Sample SRS014979 for OTU Bacteroides cellulosilyticus DSM 14838 has unusual pattern for the distance distribution in the “All regions” view (Figure 7). This shows that its phylogenetic distance is much higher than the rest in the same OTU. It implies that this representative of OTU has around twice as many mutations in one of metagenomes from USA. This is a distinct signal to check the calculations or data quality manually.

Figure 7
figure 7

Outlier example. Unusual distance distribution for the sample SRS014979 of Bacteroides cellulosilyticus DSM_14838 OTU (top right corner outlier).

Dense garden

One of the beneficial representations is the top-level representation of the rose garden with a possibility to immediately go deeper into the data. In a dense rose garden, we can easily locate OTUs with higher or lower number of representatives and we can immediately see if the OTU has obvious region-specific clustering.

Discussion

As it was brilliantly said by Nils Gehlenborg [19]: “The challenge is to create clear, meaningful and integrated visualizations that give biological insight, without being overwhelmed by the intrinsic complexity of the data”. The data from metagenomics field is clearly presenting a scientist with such a challenge. We are completely sure that developing a variety of visualization approaches and testing them on real data sets is the way of trial and error and the only way to extend our toolbox of visual data analysis.

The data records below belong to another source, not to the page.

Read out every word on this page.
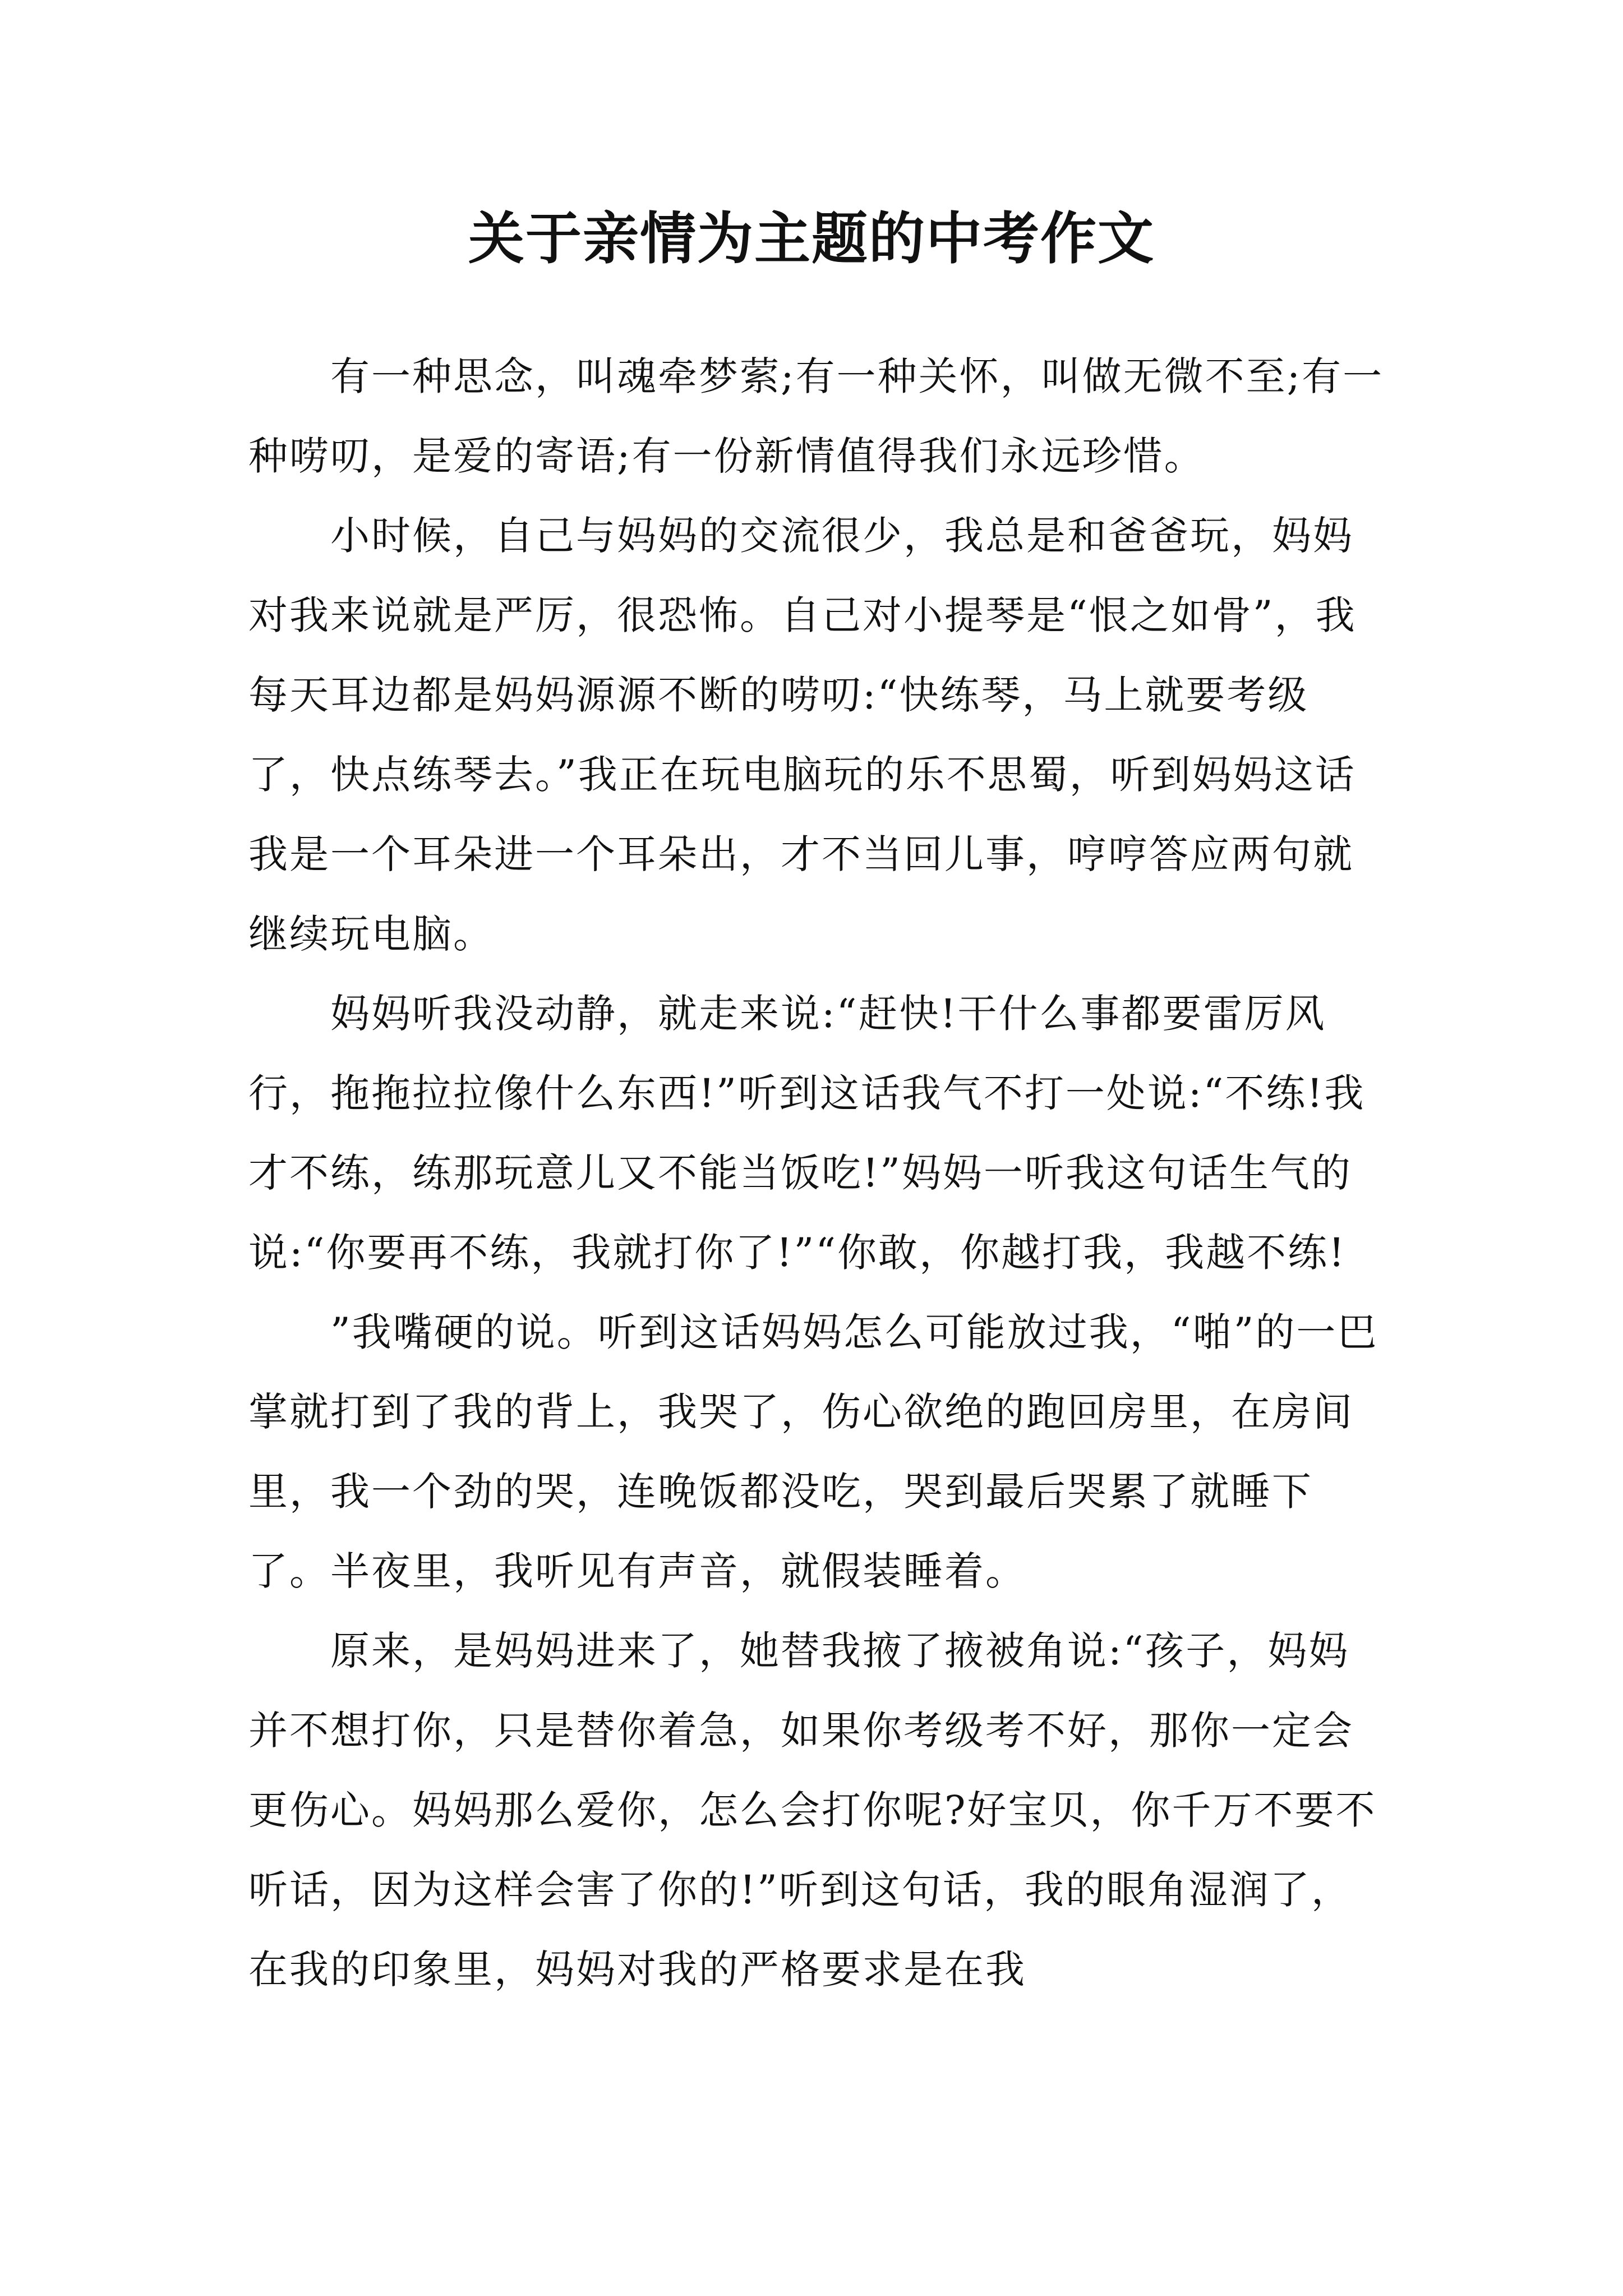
关于亲情为主题的中考作文

有一种思念，叫魂牵梦萦;有一种关怀，叫做无微不至;有一种唠叨，是爱的寄语;有一份新情值得我们永远珍惜。

小时候，自己与妈妈的交流很少，我总是和爸爸玩，妈妈对我来说就是严厉，很恐怖。自己对小提琴是“恨之如骨”，我每天耳边都是妈妈源源不断的唠叨:“快练琴，马上就要考级了，快点练琴去。”我正在玩电脑玩的乐不思蜀，听到妈妈这话我是一个耳朵进一个耳朵出，才不当回儿事，哼哼答应两句就继续玩电脑。

妈妈听我没动静，就走来说:“赶快!干什么事都要雷厉风行，拖拖拉拉像什么东西!”听到这话我气不打一处说:“不练!我才不练，练那玩意儿又不能当饭吃!”妈妈一听我这句话生气的说:“你要再不练，我就打你了!”“你敢，你越打我，我越不练!

”我嘴硬的说。听到这话妈妈怎么可能放过我，“啪”的一巴掌就打到了我的背上，我哭了，伤心欲绝的跑回房里，在房间里，我一个劲的哭，连晚饭都没吃，哭到最后哭累了就睡下了。半夜里，我听见有声音，就假装睡着。

原来，是妈妈进来了，她替我掖了掖被角说:“孩子，妈妈并不想打你，只是替你着急，如果你考级考不好，那你一定会更伤心。妈妈那么爱你，怎么会打你呢?好宝贝，你千万不要不听话，因为这样会害了你的!”听到这句话，我的眼角湿润了，在我的印象里，妈妈对我的严格要求是在我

We have planned this work with one objective in mind - search for new solutions in visualization knowing the specifics of the data in advance. All of the popular visualization techniques in the field of metagenomics were known and and used long before the metagenomic data appeared. Heatmaps and MDS approaches are standard ways to interpret multidimensional data. Here we let the multidimensionality along and try to model visulization according to the data features inportant in the study. Moreover, we use the concept of data-driven documents [20] proposed by M.Bostock et al. where the presented data is interactive which allows us to reduce multidimensionality of data and in fact every single picture represents a line in the matrix of N × N, where N is the number of samples. The “garden” approach where the thumbnails of single visualizations are collected on one page allow for representaion of M stacked matrices, where M is the number of bacteria we want to explore in each sample.

It is sure enough that the concept of visulization is lacking habitual informativity of heatmaps and scalings to 2D or 3D space. We are now on the way trying to overcome the utility of standard approaches. However, we show several cases where the invented bacterial rose visualization could help the researcher to identify important trends in the data and even to gain the biological insight - which is afterall the goal of visualization.

Clear overview of the samples, quality control, data clustering and outliers identification were the capabilities of the visualization demonstrated on the dataset. We believe that further development of this and other visulizations is the key to creative and brave biological interpretation of the results obtained in omics experiments.

Conclusions

We have developed a novel visualization approach using interactive data techniques. The approach was tested on the real multidimensional metagenomic data and showed several promising possibilities for data exploration. We believe such approaches present a growing support of self-descriptive data publications in scientific articles.